Хорошо притворяться, когда не хочется спать! Я с трудом открываю глаза. Который час? Ещё далеко до трёх. Пьяная песня доносится с реки. Галька накатывает на берег. А сигнала всё нет как нет, только ходики тикают да тётя Даша, вздыхая, ворочается с боку на бок.

Я сажусь, чтобы не заснуть, и кладу голову на колени. Я притворяюсь, что сплю. Я слышу свист и не могу проснуться.

Петька потом говорил, что охрип, как цыган, пока меня досвистался. Но он свистал всё время, пока я надевал сапоги, пальто, клал в мешок кокоры. Очень сердитый, он зачем‑то велел мне поднять воротник пальто, и мы побежали.

Всё обошлось превосходно, никто нас не тронул – ни собаки, ни люди. Правда, на всякий случай мы версты три дали крюку по городскому валу. Дорогой я пытался узнать у Петьки, уверен ли он, что теперь по всем железным дорогам бесплатный проезд. Он отвечал, что уверен, – на худой конец доедем под лавкой. Две ночи – и Москва. Скорый поезд отходит в пять сорок.

Никакого поезда в пять сорок не было, когда, обойдя караулы, мы в полуверсте от станции махнули через забор. Тускло блестели мокрые чёрные рельсы, тускло горели на стрелках жёлтые фонари. Что было делать? Ждать до утра на станции? Нельзя: могут забрать караулы. Вернуться домой?

В эту минуту бородатый, весь залитый маслом сцепщик вылез из‑под товарного состава и пошёл к нам навстречу по шпалам.

– Дяденька, – смело сказал ему Петька, – как отсюда в Москву: направо или налево?

Сцепщик посмотрел на него, потом на меня. Я похолодел: «Сейчас отправит в комендатуру».

– До Москвы, хлопцы, пятьсот вёрст.

– Ты только скажи, дяденька: направо или налево?

Сцепщик засмеялся:

– Налево.

– Спасибо, дяденька!.. Санька, пошли налево!

 

Глава пятнадцатая

«БОРОТЬСЯ И ИСКАТЬ, НАЙТИ И НЕ СДАВАТЬСЯ»

 

Все путешествия, когда путешественникам по одиннадцати – двенадцати лет, когда они ездят под вагонами и не моются месяцами, похожи одно на другое.

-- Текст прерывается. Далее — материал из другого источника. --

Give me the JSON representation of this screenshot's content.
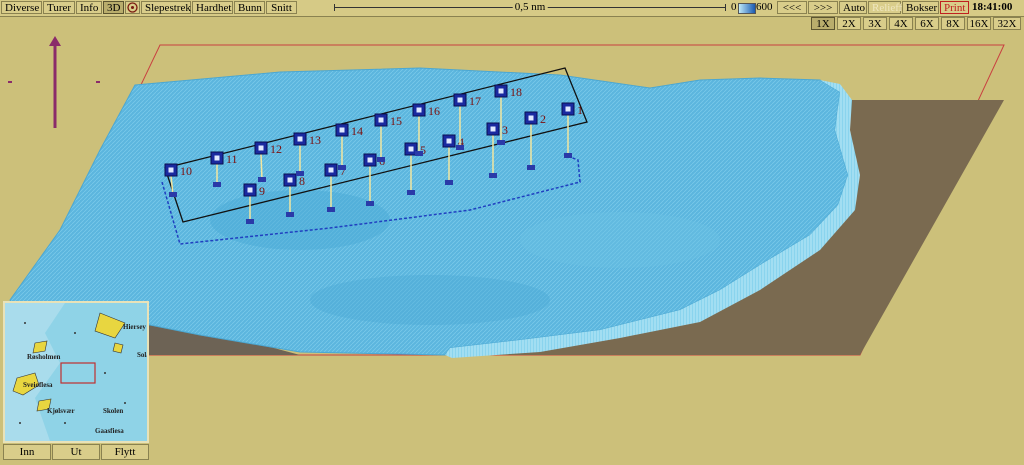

В этом легко убедиться, перелистав несколько книг из жизни беспризорных. Вот почему я не стану описывать нашего путешествия из Энска в Москву.

Семь заповедей тёти Даши были вскоре забыты. Мы ругались, дрались, курили – иногда навоз, чтобы согреться. Мы врали: то тётка, поехавшая в Оренбург за солью, потеряла нас по дороге, то мы были беженцами и шли к бабушке в Москву. Мы выдавали себя за братьев – это производило трогательное впечатление. Мы не умели петь, но я читал в поездах письмо штурмана дальнего плавания. Помню, как на станции Вышний Волочок какой‑то моложавый седой моряк заставил меня повторить это письмо дважды.

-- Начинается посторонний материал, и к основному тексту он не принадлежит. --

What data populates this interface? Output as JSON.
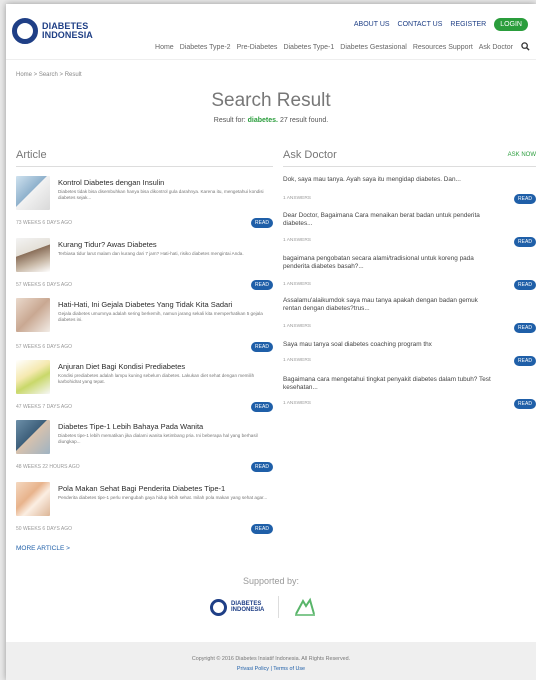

– Очень странно… – сказал он, глядя мне прямо в лицо суровыми серыми глазами. – Экспедиция лейтенанта Седова? Очень странно…

И всё же мы не были беспризорниками. Подобно капитану Гаттерасу (Петька рассказывал мне о нём с такими подробностями, о которых не подозревал и сам Жюль Верн), мы шли вперёд и вперёд. Мы шли вперёд не только потому, что в Туркестане был хлеб, а здесь его уже не было. Мы шли открывать новую страну – солнечные города, привольные сады. Мы дали друг другу клятву.

Как эта клятва помогала нам!

Однажды, подходя к Старой Руссе, мы сбились с дороги и заблудились в лесу. Я лёг на снег и закрыл глаза. Петька пугал меня волками, ругался, даже бил – всё было напрасно. Я не мог больше сделать ни шагу. Тогда он снял шапку и бросил её на снег.

– Ты клятву давал, Санька! – сказал он. – Бороться и искать, найти и не сдаваться. Значит, ты теперь клятвопреступник? Сам говорил – клятвопреступник не получит пощады.

Я заплакал, но встал. Поздней ночью мы дошли до деревни. Деревня была староверческая, но одна старушка всё же приняла нас, накормила и даже вымыла в бане.

Так от деревни к деревне, от станции к станции мы наконец добрались до Москвы.

Дорогой мы продали, променяли и проели почти всё, что было взято с собой из Энска. Даже Петькин кинжал в ножнах из старого сапога был продан, помнится, за два куска студня.

Непроданными остались только наши бумаги‑клятвы, подписанные кровью «П. С.» и «А. Г.», и адрес Петькиного дяди.

Дядя! Как часто мы говорили о нём! В конце концов он стал представляться мне каким‑то паровозным владыкой: борода по ветру, дым из трубы, пар из‑под котла…

И вот наконец – Москва! Морозной февральской ночью мы выбрались через окно из уборной, в которой провели последний перегон, и спрыгнули на рельсы. Москвы было не видать, темно, да мы ею и не интересовались. Это была просто Москва, а дядя жил в Москве‑Товарной, седьмое депо, ремонтная мастерская. Два часа мы блуждали по шпалам, путались среди сходящихся и расходящихся рельсов. Начинало светать, когда седьмое депо предстало перед нами – мрачное здание с тёмными овальными окнами, с высокой овальной дверью, на которой висел замок. Дяди не было. Не у кого было даже спросить о дяде. Утром в комитете седьмого депо мы узнали, что дядя уехал на фронт.

Всё кончено! Мы вышли и сели на эстакаду.

Прощайте, улицы, на которых растут апельсины, прощайте, ночи под открытым небом, прощайте, нож за опояской и кривая шашка в серебре!

На всякий случай Петька вернулся в комитет – спросить: не был ли дядя женат? Нет, дядя был холостой. Он жил, оказывается, в каком‑то вагоне и так в этом вагоне и поехал на фронт.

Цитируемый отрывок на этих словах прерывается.